I just found a great quote from New England Patriots Coach Bill Belichick on the subject of overachievement. He was responding to a question about his offensive line, but his ideas about coaching and performance apply beyond the realm of pro football:

"Any coach, whether it's high school, college, pro, whatever it is, any coach's job is to try to maximize the potential and the ability that a player has. I don't really understand the word overachiever. I don't really know what that means. To me, what everybody is trying to do is do their best. If somebody is doing their best, I don't see why that really should be regarded as something that they shouldn't be able to achieve. Frankly, that's what they should be able to achieve. It's the ones that don't, to a degree, nobody is ever perfect, so in a way everybody is an underachiever, even some of the highest achievers. Every quarterback has thrown an interception. Every running back has fumbled. Every receiver has dropped a pass. So, it's never going to be perfect. But I really think that’s a misnomer. I think what a coach tries to do is maximize the performance of his players within the team context. That's really what it's about. Anytime you have an offensive line, again, the context there is also of the entire unit. One guy could block great, but if it’s not coordinated and consistent with the other guys, then you’re not going to have any production and it isn’t going to be any good. All five guys have to function as a unit and function as one. That's where your production of that unit comes from."

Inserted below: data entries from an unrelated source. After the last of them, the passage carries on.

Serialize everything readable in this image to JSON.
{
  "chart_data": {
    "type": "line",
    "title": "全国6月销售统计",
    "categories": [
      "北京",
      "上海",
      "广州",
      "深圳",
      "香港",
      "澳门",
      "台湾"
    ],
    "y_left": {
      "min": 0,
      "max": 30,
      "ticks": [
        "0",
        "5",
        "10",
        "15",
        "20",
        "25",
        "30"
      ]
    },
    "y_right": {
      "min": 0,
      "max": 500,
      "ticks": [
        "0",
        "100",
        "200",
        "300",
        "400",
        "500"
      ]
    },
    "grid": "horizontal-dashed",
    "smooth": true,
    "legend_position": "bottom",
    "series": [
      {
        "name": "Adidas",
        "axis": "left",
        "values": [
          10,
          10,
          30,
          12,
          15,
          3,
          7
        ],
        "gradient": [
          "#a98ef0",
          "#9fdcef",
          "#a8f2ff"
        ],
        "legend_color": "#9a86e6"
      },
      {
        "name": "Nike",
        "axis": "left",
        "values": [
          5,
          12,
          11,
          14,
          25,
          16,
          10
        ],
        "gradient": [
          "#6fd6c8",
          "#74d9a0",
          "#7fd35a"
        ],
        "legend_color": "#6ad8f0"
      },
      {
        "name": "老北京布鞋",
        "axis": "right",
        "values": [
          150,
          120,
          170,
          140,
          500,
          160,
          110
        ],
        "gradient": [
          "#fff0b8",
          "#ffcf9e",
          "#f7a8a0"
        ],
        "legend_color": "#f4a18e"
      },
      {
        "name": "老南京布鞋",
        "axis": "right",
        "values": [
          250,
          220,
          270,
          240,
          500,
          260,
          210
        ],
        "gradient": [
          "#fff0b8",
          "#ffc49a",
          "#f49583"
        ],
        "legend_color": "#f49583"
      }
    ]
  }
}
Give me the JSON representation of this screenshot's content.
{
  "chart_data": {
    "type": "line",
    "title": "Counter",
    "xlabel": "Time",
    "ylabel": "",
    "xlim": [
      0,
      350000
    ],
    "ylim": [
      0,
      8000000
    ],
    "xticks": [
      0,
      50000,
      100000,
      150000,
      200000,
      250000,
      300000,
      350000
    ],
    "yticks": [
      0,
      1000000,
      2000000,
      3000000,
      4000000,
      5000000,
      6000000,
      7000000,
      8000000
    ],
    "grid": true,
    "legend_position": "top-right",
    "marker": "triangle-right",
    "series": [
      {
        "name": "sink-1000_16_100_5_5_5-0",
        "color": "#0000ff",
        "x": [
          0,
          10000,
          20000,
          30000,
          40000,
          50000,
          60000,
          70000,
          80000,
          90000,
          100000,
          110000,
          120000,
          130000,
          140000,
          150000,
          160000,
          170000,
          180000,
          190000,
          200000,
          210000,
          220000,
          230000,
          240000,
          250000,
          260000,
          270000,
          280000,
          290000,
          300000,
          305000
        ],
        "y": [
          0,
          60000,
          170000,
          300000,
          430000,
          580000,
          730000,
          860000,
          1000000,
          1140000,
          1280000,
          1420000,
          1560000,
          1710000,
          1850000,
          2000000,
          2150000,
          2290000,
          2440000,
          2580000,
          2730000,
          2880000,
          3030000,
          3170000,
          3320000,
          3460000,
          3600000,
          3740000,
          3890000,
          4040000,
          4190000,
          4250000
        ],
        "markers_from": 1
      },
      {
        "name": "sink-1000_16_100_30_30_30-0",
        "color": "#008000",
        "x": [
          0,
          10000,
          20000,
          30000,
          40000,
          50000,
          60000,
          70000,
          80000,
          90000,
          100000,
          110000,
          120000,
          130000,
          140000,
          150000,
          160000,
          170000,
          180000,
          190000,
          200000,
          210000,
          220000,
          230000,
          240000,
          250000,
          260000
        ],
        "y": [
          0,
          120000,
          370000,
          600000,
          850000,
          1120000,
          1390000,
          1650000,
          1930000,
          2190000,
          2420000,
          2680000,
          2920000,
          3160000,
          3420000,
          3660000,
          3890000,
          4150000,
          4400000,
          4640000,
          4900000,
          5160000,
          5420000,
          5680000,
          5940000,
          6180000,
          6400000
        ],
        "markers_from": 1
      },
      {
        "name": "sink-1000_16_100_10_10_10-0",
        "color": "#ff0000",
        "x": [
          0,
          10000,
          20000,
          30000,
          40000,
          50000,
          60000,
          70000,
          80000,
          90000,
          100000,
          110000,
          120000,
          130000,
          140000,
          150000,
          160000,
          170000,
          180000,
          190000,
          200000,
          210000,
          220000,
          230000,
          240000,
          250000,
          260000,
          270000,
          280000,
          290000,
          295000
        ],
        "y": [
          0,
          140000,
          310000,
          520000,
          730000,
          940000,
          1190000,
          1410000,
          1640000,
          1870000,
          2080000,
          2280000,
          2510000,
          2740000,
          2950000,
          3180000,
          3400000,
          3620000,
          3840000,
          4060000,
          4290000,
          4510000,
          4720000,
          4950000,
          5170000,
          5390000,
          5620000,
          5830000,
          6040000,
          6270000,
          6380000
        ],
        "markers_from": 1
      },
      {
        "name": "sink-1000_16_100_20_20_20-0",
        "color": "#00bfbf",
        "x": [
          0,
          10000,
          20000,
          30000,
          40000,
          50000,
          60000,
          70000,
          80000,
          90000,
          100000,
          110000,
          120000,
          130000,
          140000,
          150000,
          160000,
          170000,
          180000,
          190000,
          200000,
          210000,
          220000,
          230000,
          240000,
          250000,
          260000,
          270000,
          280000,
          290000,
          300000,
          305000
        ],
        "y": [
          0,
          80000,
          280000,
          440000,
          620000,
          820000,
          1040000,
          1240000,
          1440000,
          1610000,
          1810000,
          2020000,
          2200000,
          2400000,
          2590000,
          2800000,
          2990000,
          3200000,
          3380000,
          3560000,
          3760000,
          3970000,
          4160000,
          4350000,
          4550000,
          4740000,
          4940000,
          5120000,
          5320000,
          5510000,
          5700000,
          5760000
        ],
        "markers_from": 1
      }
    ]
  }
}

This quote came from Coach Belichick's November 18 press conference; a transcript of the entire press conference can be found here:

http://www.patriots.com/mediacenter/index.cfm?ac=audionewsdetail&pid=13967&pcid=85

As Coach Belichick notes, even the greatest players underachieve sometimes. So, in a sense, the job of a coach is to minimize the instances when this occurs. In that context, ESPN analyst Greg Anthony's repeated assertion about Lakers Coach Phil Jackson is very interesting. Anthony has predicted (as have I) that the Lakers will make the playoffs this year, noting that wherever Jackson has coached you rarely see players underachieving; Jackson seems to find a way to get the most out of everyone, from the superstars to the 12th man. If the Lakers do in fact make it to the playoffs, some will say that the team has overachieved, but Belichick, Jackson and Anthony will understand that what actually happened is that the team found a way to minimize underachievement and to get each player to perform at or close to his peak level for as long a period of time as possible.